Promover o bem-estar financeiro também é uma estratégia de saúde

A inflação em alta, o emprego em baixa e uma pandemia alimentaram um cenário desolador. Com dificuldades para quitar dívidas, obrigados a reverem metas de vida e sem dinheiro no banco, as pessoas sofrem com noites mal-dormidas, alimentação ruim e pouco foco na própria saúde física e mental. Diante desta conjuntura, as empresas precisam entender que promover o bem-estar financeiro também é uma estratégia de saúde. 

Para se ter ideia, o número de brasileiros que vivem na pobreza quase triplicou em seis meses, de acordo com a FGV, ao mesmo tempo que, segundo o Instituto Locomotiva, o percentual de brasileiros na classe média caiu de 51% em 2020 para 47% em 2021. Isso sem contar o poder de consumo da classe C, que caiu quase 10%, conforme mostra levantamento da consultoria Tendências. 

Há quem se engane que as tribulações financeiras não interferem no rendimento profissional e na produtividade dos colaboradores. No entanto, a falta de dinheiro é um fator agravante para o surgimento de crises psicológicas, transtornos mentais e até problemas de coração. Talvez não seja uma coincidência, portanto, que o número de pessoas diagnosticadas com crises de ansiedade e síndrome de burnout estejam tão em alta no país. 

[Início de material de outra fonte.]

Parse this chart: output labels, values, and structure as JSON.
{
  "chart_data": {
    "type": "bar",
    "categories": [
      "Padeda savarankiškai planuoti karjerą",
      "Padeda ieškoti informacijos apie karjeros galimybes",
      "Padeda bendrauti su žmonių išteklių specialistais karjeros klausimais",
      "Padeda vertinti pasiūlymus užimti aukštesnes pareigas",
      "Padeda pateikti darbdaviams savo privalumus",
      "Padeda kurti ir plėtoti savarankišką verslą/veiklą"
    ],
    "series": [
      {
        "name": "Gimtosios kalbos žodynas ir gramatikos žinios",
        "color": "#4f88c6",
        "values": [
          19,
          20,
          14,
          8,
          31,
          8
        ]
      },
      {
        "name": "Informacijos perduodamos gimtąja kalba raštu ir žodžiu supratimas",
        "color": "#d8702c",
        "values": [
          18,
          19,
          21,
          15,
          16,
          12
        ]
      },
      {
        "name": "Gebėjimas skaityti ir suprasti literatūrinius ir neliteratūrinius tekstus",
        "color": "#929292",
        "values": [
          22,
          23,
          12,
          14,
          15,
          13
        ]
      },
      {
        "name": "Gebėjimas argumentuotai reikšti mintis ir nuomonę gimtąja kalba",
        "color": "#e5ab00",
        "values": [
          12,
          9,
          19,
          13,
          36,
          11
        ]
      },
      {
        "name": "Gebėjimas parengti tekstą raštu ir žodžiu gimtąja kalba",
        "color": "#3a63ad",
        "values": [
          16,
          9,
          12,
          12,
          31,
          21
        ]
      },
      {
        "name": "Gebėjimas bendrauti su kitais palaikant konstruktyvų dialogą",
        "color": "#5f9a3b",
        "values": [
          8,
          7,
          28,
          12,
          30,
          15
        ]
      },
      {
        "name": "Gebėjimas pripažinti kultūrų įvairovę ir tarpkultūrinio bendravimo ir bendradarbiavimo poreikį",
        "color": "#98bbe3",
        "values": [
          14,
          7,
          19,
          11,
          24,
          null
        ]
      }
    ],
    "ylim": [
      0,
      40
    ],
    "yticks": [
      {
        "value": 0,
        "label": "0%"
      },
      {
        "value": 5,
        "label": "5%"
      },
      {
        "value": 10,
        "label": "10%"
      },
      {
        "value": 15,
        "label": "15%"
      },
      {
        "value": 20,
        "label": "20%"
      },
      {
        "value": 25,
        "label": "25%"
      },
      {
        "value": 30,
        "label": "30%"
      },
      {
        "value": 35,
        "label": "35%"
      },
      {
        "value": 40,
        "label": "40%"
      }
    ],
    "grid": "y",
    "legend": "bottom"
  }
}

Além disso, o acúmulo de dívidas e o mau controle do dinheiro podem levar ao cancelamento do convênio médico, compra de alimentos menos saudáveis e o planejamento inadequado da aposentadoria, entre outras ações prejudiciais. Diante de tantos indícios de que os desafios financeiros podem ser causadores ou estimular situações que afetam as emoções, o desempenho profissional e a saúde da população, é fundamental que as empresas assumam um papel de protagonismo na busca de soluções para este problema. 

Duas ações práticas que o RH da sua instituição pode adotar agora para aumentar o bem-estar financeiro dos colaboradores.

 

Analise se os salários estão compatíveis com o mercado

É importante que a empresa entenda o impacto que ela exerce nas finanças dos colaboradores. Além de ajudar a atrair e reter talentos, oferecer um bom salário, de acordo com as expectativas do mercado, garante a eles mais segurança e felicidade no trabalho. Atente-se, também, a itens como auxílio-transporte, vale-refeição, plano de saúde e outros benefícios corporativos. 

Invista em educação financeira

Dois em cada três adultos no mundo são analfabetos financeiros, de acordo com uma pesquisa global realizada pela S&P Global Finlit Survey. O Brasil ocupa a 67ª posição entre os 143 países analisados por este estudo. Ou seja, é bem provável que os seus colaboradores não tenham controle sobre as próprias finanças. Criar um projeto de educação financeira na sua empresa pode ajudá-los neste processo. 

Ofereça treinamentos, workshops e palestras com especialistas no tema. Se possível, avalie oferecer benefícios corporativos focados nas finanças, como apps de controle financeiro e consultorias especializadas. Agindo desta forma, as empresas podem deixar de ser vistas como um navio furado que prejudica o time para se tornarem responsáveis por manter de pé seus colaboradores nestes momentos de atribulação.